Methods play a different role in the S language than they do in other major programming languages. Analogies with other languages can be useful, but only if they are re-interpreted keeping the different underlying philosophy in mind. Two distinctions are particularly important: S is a functional language, and its use covers a spectrum from casual interaction to large-scale programming.
The most commonly encountered languages emphasizing methods follow what is generally called the Object-Oriented Programming (OOP) model; more precisely, the languages follow a class-based organization of software. For the most part, programming is organized around the definition of classes of objects. Methods are invoked on an object. In S-style notation,
x$plot(y)
invokes the plot
method on the object
x
, passing it an argument y
.
The languages are class-based in that a method is determined
based only on the class of the object; generally, no other
properties of x
are relevant in determining the
method to be invoked. (There have been some
instance-based languages in the past, but as far as I
know none of these are in serious use now.)
The essential organizing category of these languages is the
class. In Java, for example, essentially all programming is
done by defining classes.
In particular, aside from possible inheritance there is no necessary
connection between the method called plot
defined
for two different classes.
The OOP model is useful in many contexts. It can be added to the S language model as a specialized package, with many useful applications (see the Omegahat OOP package for an experiment in this direction). However, OOP computations must be a specialized addition to the basic model.

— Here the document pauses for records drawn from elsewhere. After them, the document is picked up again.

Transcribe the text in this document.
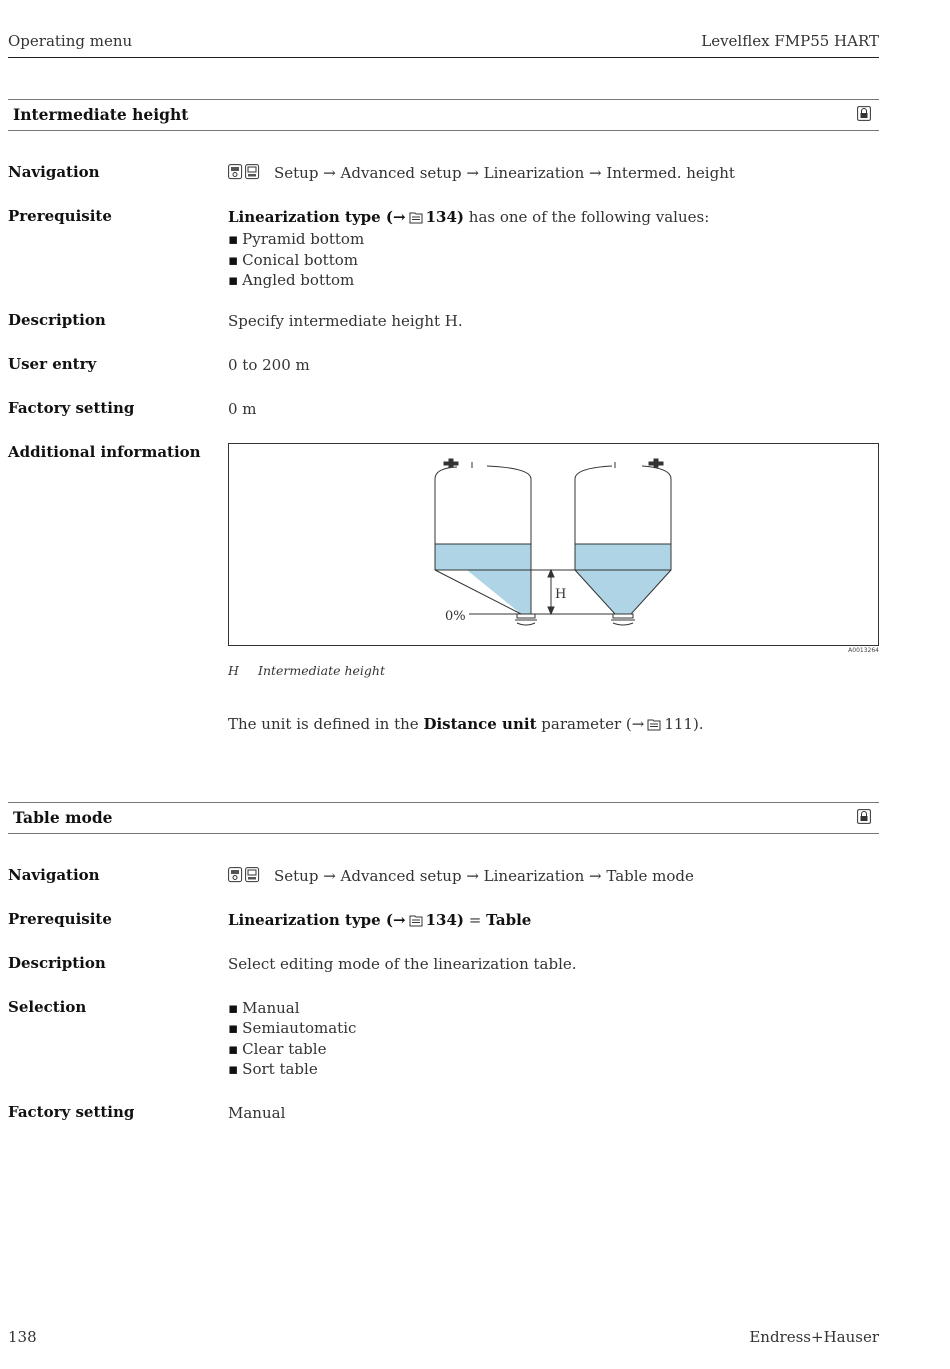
Operating menu	Levelflex FMP55 HART
Intermediate height
Navigation	Setup → Advanced setup → Linearization → Intermed. height
Prerequisite	Linearization type (→ 134) has one of the following values:
▪ Pyramid bottom
▪ Conical bottom
▪ Angled bottom
Description	Specify intermediate height H.
User entry	0 to 200 m
Factory setting	0 m
Additional information
H
0%
A0013264
H Intermediate height
The unit is defined in the Distance unit parameter (→ 111).
Table mode
Navigation	Setup → Advanced setup → Linearization → Table mode
Prerequisite	Linearization type (→ 134) = Table
Description	Select editing mode of the linearization table.
Selection
▪	Manual
▪ Semiautomatic
▪ Clear table
▪ Sort table
Factory setting	Manual
138	Endress+Hauser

The basic organizing principle of programming in the S language is the function definition. Programmers spend most of their time writing function definitions, and the S evaluator spends most of its time evaluating calls to functions. Other program-organizing concepts have evolved as important adjuncts or extensions to function definitions. Packages or libraries allow sets of functions to be grouped together meaningfully. Formal classes and methods organize information about objects and functions in a more explicit and distributed way.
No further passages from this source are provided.